In 5 L round-bottomed flasks, add Erythromycin A (E) oxime (100g, 0.134 mol), methyl alcohol (500 mL), vigorous stirring under ice-water bath.Slowly add Tosyl chloride (30 g, 0.134 mol), then add water (150 mL), with the pH=6-7 of 20% sodium hydroxide solution control reaction solution.React approximately 1 h, then directly add diethylamine (100 mL), after reaction is cooled to-20 ℃, slowly splash into the POTASSIUM BOROHYDRIDE aqueous solution (40 g/100 mL), rise to 5 ℃, continue reaction 10 h.Add water (1000 mL) that insolubles is dissolved, add chloroform (1000 mL), with 20% sodium hydroxide solution tune pH=9, after layering, in organic layer, add water (1000 mL), sulfuric acid with 18% is adjusted pH=4, and layering, adds ethanol (500 mL) in water layer, adjust pH=3 with nitration mixture, hydrolysis reaction adds chloroform (1000 mL) after half an hour, adjust pH=9.5 layering with 20% sodium hydroxide solution, and chloroform layer washes with water, anhydrous magnesium sulfate drying, obtains the chloroformic solution of demethyl Azythromycin.

embodiment 2

The chloroformic solution of demethyl Azythromycin is warmed up to after 40 ℃, add formaldehyde (24 mL) and formic acid (11 mL), continue to be warming up to backflow, after reacting 6 h, stop heating, add ethanol (500 mL) cancellation reaction, add water (1000 mL), with 18% sulfuric acid tune pH=4 left and right, layering, water layer is adjusted pH=9 with 20% sodium hydroxide solution, separates out a large amount of white solids.Filter filter cake cold water washing.After dry, obtain white solid 89 g.

embodiment 3

The acetone for compound (260 mL) that upper step is obtained slowly drips water (610 mL) after dissolving, and after stirring 6 h, filters, and obtains 81 g, total recovery 81%.

Claims

1. a method for synthetic Azythromycin, is characterized in that comprising following operation: take Erythromycin A (E) oxime as starting raw material, " one kettle way " synthesizes key intermediate demethyl Azythromycin, and then methylates and can obtain Azythromycin.

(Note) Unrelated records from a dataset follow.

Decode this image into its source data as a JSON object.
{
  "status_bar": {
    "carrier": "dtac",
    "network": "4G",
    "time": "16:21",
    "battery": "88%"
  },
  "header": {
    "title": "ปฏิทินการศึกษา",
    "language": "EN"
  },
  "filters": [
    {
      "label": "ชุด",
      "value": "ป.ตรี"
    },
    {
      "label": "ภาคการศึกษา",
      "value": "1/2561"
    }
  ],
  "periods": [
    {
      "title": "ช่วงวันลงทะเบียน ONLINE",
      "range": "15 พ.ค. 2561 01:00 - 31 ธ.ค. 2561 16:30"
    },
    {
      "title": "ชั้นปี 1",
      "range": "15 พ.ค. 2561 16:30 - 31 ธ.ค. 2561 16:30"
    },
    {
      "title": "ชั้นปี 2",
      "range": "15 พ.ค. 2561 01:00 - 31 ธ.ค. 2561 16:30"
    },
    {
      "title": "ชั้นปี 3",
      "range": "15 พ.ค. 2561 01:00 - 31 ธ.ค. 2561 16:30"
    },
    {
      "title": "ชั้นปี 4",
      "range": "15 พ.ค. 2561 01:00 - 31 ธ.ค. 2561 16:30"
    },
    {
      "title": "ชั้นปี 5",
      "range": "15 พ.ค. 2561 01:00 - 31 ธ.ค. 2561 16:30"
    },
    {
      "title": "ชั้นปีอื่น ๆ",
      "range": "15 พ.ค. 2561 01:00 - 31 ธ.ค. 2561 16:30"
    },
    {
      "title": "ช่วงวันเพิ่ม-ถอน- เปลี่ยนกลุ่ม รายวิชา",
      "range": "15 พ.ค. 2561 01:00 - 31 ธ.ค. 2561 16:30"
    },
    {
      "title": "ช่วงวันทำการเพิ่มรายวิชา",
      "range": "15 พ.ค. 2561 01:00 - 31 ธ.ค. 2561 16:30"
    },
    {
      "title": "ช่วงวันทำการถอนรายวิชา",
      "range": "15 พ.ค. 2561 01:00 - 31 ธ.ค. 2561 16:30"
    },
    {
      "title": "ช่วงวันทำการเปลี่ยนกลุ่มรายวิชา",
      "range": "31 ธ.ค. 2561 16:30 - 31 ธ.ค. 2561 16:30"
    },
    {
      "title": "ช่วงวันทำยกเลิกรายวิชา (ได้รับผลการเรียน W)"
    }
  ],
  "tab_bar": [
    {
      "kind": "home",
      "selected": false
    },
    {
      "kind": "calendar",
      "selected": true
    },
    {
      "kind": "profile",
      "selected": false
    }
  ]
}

2. synthetic method according to claim 1, is characterized in that " one kettle way " synthetic demethyl Azythromycin comprises Beckmann rearrangement, reduction, boric acid ester hydrolysis three-step reaction.

3. synthetic method according to claim 1, what the system that it is characterized in that methylating adopted is formaldehyde-formic acid system.

4. synthetic method according to claim 1, gained Azythromycin can synthesize high-purity Azythromycin two hydrates by recrystallization.